[Her POV]
Some mornings start loud even when no sound is made.
The kettle is the same. The mug is the same. The light leaking in through the blinds is the same. But everything feels off by a few centimeters—like someone rewrote the script of your life and handed it back with the margins erased.
I sit at the kitchen table in yesterday's hoodie, chin resting on my palm, the tea cooling too fast beside my elbow. The cursor on my screen blinks patiently, waiting for me to become the version of myself who writes without hesitation.
But today, that version of me is gone.
Or hiding.
I reread his post again.
The one I've bookmarked now, like it means something more than it should.
Some people pass through you like wind.
Others settle like dust.
And the rare ones—the rare ones crack you open and name the pieces you thought you buried.

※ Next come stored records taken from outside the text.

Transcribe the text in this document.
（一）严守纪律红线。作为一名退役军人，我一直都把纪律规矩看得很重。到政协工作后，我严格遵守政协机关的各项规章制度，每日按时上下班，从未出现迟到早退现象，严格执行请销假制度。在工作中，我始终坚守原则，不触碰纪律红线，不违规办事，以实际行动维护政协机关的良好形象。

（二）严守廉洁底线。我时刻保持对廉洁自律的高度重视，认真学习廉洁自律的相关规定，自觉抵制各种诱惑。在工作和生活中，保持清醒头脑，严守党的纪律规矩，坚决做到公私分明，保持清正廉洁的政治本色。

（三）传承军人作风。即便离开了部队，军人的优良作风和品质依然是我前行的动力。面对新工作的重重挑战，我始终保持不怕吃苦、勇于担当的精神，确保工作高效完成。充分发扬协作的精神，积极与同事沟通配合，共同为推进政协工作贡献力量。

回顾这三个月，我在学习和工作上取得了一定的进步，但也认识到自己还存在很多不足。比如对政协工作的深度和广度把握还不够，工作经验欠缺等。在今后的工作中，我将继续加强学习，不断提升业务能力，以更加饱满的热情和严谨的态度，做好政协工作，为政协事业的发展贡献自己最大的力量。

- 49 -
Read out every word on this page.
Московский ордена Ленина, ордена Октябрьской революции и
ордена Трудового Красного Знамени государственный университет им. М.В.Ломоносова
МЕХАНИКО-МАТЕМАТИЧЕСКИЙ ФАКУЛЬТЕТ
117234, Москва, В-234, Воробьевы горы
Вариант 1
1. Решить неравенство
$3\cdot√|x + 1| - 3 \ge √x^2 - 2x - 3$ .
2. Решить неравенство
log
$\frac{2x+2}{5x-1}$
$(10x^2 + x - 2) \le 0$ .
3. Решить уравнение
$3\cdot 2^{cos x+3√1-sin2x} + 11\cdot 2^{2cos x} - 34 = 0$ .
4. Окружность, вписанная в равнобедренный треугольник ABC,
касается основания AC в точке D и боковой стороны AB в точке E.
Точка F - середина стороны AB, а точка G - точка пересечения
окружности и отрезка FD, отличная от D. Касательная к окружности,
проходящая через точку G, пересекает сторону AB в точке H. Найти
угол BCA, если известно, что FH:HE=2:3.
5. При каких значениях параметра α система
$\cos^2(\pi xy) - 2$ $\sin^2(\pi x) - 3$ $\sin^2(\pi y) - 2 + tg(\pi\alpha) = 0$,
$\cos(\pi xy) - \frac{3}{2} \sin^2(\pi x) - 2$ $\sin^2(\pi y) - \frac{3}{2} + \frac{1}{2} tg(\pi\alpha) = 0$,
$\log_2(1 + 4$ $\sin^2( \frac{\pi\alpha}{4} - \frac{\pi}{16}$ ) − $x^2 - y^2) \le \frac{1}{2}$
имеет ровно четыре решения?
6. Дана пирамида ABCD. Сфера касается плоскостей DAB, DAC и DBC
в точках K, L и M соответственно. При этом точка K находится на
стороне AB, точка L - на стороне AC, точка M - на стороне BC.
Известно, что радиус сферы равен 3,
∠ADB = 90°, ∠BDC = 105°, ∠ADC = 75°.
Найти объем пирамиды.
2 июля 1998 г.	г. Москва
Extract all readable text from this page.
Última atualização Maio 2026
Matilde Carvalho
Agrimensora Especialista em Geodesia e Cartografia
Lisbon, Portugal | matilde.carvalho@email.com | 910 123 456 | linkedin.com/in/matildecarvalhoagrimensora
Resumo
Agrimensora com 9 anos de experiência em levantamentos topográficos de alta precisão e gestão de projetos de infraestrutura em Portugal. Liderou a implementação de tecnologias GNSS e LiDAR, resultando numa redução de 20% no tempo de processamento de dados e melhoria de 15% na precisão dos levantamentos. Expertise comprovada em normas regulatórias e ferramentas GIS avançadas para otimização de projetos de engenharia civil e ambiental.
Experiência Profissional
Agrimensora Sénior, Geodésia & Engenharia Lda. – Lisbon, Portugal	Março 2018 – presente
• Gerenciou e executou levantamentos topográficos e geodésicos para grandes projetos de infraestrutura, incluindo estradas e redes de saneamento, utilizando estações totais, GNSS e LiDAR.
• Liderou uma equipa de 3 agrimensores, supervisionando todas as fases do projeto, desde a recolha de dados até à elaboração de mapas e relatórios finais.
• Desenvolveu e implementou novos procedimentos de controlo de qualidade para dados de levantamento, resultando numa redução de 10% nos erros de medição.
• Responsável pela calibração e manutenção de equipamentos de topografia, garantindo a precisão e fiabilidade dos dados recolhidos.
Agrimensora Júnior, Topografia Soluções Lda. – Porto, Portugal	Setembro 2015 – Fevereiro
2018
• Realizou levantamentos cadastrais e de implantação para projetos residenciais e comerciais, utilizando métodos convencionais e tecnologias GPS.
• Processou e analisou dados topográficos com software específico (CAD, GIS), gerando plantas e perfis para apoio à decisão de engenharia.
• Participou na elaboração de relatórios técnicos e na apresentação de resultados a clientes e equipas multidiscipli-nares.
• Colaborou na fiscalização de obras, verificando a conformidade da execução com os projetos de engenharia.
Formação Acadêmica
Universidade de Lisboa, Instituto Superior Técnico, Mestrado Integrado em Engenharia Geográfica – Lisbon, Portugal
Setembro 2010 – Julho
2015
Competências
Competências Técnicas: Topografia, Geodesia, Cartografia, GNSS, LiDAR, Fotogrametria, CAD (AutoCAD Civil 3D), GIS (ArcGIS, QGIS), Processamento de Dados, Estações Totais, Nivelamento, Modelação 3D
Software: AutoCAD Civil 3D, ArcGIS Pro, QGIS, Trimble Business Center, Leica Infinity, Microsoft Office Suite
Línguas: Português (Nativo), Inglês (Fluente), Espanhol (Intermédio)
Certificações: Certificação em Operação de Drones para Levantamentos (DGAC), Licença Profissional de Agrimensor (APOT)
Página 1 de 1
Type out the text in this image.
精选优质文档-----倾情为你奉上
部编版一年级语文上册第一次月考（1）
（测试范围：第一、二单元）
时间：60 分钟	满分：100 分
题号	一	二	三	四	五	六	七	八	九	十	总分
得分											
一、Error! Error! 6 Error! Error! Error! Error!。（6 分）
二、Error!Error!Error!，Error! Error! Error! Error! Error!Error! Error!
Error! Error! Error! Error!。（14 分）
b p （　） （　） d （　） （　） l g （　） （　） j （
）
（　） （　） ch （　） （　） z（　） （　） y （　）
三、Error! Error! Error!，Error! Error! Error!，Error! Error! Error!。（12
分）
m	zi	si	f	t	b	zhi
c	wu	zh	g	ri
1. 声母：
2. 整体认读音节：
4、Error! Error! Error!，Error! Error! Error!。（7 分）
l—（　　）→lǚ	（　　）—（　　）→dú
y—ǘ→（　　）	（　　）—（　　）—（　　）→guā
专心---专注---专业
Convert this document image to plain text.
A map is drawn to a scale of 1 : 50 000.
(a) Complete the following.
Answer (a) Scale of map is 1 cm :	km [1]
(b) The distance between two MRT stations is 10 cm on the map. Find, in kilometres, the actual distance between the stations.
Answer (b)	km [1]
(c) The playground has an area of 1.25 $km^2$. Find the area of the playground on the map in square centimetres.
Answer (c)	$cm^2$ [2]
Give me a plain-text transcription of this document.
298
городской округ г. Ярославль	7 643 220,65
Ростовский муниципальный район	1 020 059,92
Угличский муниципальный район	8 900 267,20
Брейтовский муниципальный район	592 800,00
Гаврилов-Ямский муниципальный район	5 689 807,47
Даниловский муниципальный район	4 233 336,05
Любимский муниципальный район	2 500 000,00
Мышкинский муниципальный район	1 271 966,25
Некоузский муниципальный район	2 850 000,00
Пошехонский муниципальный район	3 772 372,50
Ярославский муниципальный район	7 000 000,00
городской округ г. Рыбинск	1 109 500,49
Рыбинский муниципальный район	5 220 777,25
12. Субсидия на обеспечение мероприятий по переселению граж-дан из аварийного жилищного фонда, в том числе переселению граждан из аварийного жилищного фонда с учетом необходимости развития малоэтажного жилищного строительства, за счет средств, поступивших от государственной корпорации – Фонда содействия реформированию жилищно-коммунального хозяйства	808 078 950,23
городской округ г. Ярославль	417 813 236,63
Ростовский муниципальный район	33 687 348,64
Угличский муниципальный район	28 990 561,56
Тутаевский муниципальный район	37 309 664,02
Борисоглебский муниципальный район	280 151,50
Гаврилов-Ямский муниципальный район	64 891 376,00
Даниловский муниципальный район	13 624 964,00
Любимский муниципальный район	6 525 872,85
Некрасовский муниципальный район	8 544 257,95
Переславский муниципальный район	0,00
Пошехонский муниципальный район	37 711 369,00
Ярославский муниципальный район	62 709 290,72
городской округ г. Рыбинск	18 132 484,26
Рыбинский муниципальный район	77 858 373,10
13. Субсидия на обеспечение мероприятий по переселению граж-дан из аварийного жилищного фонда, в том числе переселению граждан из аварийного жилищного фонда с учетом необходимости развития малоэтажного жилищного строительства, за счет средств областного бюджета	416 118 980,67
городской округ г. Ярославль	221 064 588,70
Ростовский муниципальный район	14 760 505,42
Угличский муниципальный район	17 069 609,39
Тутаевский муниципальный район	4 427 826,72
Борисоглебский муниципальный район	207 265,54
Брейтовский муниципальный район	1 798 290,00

There's no flourish in the phrasing. No self-importance. Just the kind of sentence that stays with you hours later while brushing your teeth or standing still in a checkout line.
And I wonder—again—if he knows I read it.
If he can feel me circling around him, like gravity that hasn't quite made up its mind.
•
I almost said something yesterday.
We were walking to the bus stop, our steps slow, matching without trying. The space between us barely existed. If I had leaned just slightly toward him, my arm would've brushed his again. My voice had formed the shape of it:
"Hey… can I tell you something?"
But I swallowed it. Like I always do.
Because the truth isn't something I can package neatly. Not with someone like him. Not when I know how it would sound out loud.
"Remember that story with the hallway and no doors? That line you said you remembered? I wrote that."
What would that even change?
Would he look at me differently?
Would I want him to?
•
I open my email and scroll past the editorial notes on my upcoming post. My agent's message sits at the top of the inbox, flagged red:
"Still haven't received the short for the anthology. Deadline's in four days. Let me know if you're stuck."
I am stuck.
But not because of the story.
I'm stuck in the liminal space between versions of myself.
The version online—Nymphaea—can write anything. Bleed openly. She's admired, even if quietly. Readers call her "honest" and "raw." Sometimes "painfully real."
But in real life, I mumble. I hesitate. I apologize before asking anything. I sit beside a boy on the bus and tuck my hands into my sleeves so I don't accidentally give myself away.
He has no idea.
And part of me wants to keep it that way.
•
I finally shower, pull my hair into a loose braid, and take my laptop to the balcony. It's too cold to be out here long, but I need the air. The kind that isn't warmed by recycled heater vents or old coffee.
I reread the story draft—the one that started as fiction and slowly, unwillingly, began to turn into memory.
He's in it now. The way he leans back when he's listening. The slight rasp in his voice when he's tired. How he never finishes his coffee all the way.
And the girl? She's never been this clear.
In early drafts, she was flat. A trope. But now she's flawed and cautious and sometimes cruel to herself without knowing it. Now she presses her fingers into her palm when she wants to say something vulnerable. Now she wears a scarf even when she's indoors, like it's armor.
Now she's me.
And that makes writing her harder.
•
By late afternoon, I'm back inside, curled sideways on the couch with a blanket over my legs. The screen is open to a blank message. I've typed his username into the DM bar.
I've never sent him anything.
Not directly.
The blinking cursor feels like it's mocking me.
I type:
"Hey. I don't know if you'll remember, but we talked about that line. The hallway with no doors."
Then I delete it.
I try again.
"I think I know the author of that story you liked. She's a friend."
Backspace.
Too dishonest.
Again:
"There's something I want to tell you. About that story."
My thumb hovers over "Send."
Then I close the window.
It's not time.
Not yet.
•
At dusk, I walk to the bus stop early. I don't need to be anywhere. I'm not going downtown tonight. But part of me hopes he'll be there anyway. That we'll end up sharing a bench and a quiet conversation again, just like always.
But the bench is empty.
The schedule says I'm thirty minutes early.
I sit anyway.
Pull my notebook from my bag. The one I let him read from.
I flip to a blank page and start writing—not fiction this time. Not lines meant for readers.
Just something for me.
Something for him, maybe.
I think you're the first person I've met who makes me want to be known.
Not admired.
Not followed.
Just known.
The mess, the silence, the stories I never post.
All of it.
•
Ten minutes pass.
Then twenty.
The sun dips lower, turning the buildings amber.
Still no sign of him.
Maybe he didn't take the bus today.
Maybe he needed a break.
I stand, tuck the notebook away, and board the next one alone.
The seat by the window is cold when I sit down. I pull my scarf tighter.
I imagine him sitting beside me again.
Not saying anything. Just being there.
I close my eyes and let the rhythm of the road lull my thoughts into something softer.
Tomorrow, maybe I'll tell him.
Or maybe I won't.
But for tonight, I will keep writing.
And when I get home, I'll finish that story.
And maybe—just maybe—I'll sign it with my real name.